Relevant references:

  • DeWeerd, K., Grigoryants, V., Sun, Y., Fetrow, J.S., Scholes, C.P. EPR-detected folding kinetics of externally located cysteine-directed spin-labeled mutants of iso-1-cytochrome cBiochemistry. 2001 Dec 25; 40(51):15846-15855.
  • Fetrow, J.S. and Baxter, S.M. Assignment of 15N chemical shifts and 15N relaxation measurements for oxidized and reduced iso-1-cytochrome c. Biochemistry. 1999 Apr 6; 38(14):4480-4492.
  • Baxter, S.M. and Fetrow, J.S. Hydrogen exchange behavior of [U15N]-labeled oxidized and reduced iso-1-cytochrome c. Biochemistry. 1999 Apr 6; 38(14):4493-4503.
  • Baxter, S.M., Boose, T.L., and Fetrow, J.S. 15N isotopic labeling and amide hydrogen exchange rates of oxidized iso-1-cytochrome cJ. Am. Chem. Soc. 1998; 119(41):9899-9900.
  • Qu, K. Vaughn, J.L., Sienkiewicz, A. Scholes, C.P., and Fetrow, J.S. Kinetics and motional dynamics of spin labeled yeast iso-1-cytochrome c: 1. Stopped-flow EPR as a probe for protein folding/unfolding of the C-terminal helix spin labeled at cysteine 102. Biochemistry. 1998; 36(10):2884-2897.
  • Fetrow, J.S., Spitzer, J.S., Gilden, B.M., Mellender, S.J., Begley, T., Haas, B., and Boose, T.L. Structure, function, and temperature sensitivity analysis of directed, random mutants of proline 76 and glycine 77 in omega loop D of yeast iso-1-cytochrome cBiochemistry.1998; 37(8):2477-2487.
  • Fetrow, J.S., Schaak, D.L., Dreher, U., Wiland, D.J., and Boose, T.L. Mutagenesis of histidine 26 demonstrates the importance of loop-loop and loop-protein attachments for the function of iso-1-cytochrome cProtein Sci. 1998; 27(4):994-1005.
  • Fumo, G. and Fetrow, J.S. A method of directed random mutagenesis of the yeast chromosome shows that iso-1-cytochrome c heme ligand His18 is essential. Gene. 1995 Oct 16; 164(1):33-39

Structural Building Blocks (SBBs) and automatic identification of protein secondary structures

Automated methods for identification of secondary structure are necessary for large-scale analysis of protein structure. We developed a method for identification and classification of protein secondary structure, without previous knowledge of the types of secondary structures. This method utilizes artificial neural networks to classify and cluster segments of protein structure based on their geometry.

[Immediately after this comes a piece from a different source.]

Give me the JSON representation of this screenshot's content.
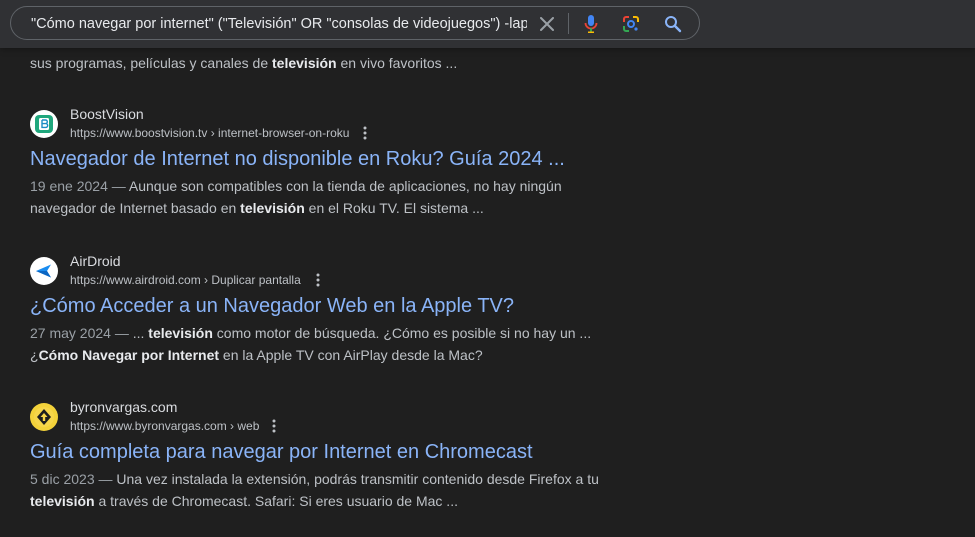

Clustering of six-residue segments in a large group of protein structures results in the identification of six classes of secondary structures, which we term structural building blocks (SBBs). Two of these are the canonical alpha helix and beta strand structures, while two other SBBs coincide with N- and C-terminal helix capping structures.

Relevant references:

  • Fetrow, J.S., Palumbo, M.J., and Berg, G. Patterns, structures, and amino acid frequencies in structural building blocks, a protein secondary structure classification scheme. Proteins. 1997 Feb; 27(2):249-71.
  • Zhang, X., Fetrow, J.S., Rennie, W.A., Waltz, D.L., and Berg, G. Automatic derivation of substructures yields novel structural building blocks in globular proteins. (1993) Proceedings: First International Conference on Intelligent Systems for Molecular Biology. p. 438-446. L. Hunter, D. Searls, J. Shavlik, eds.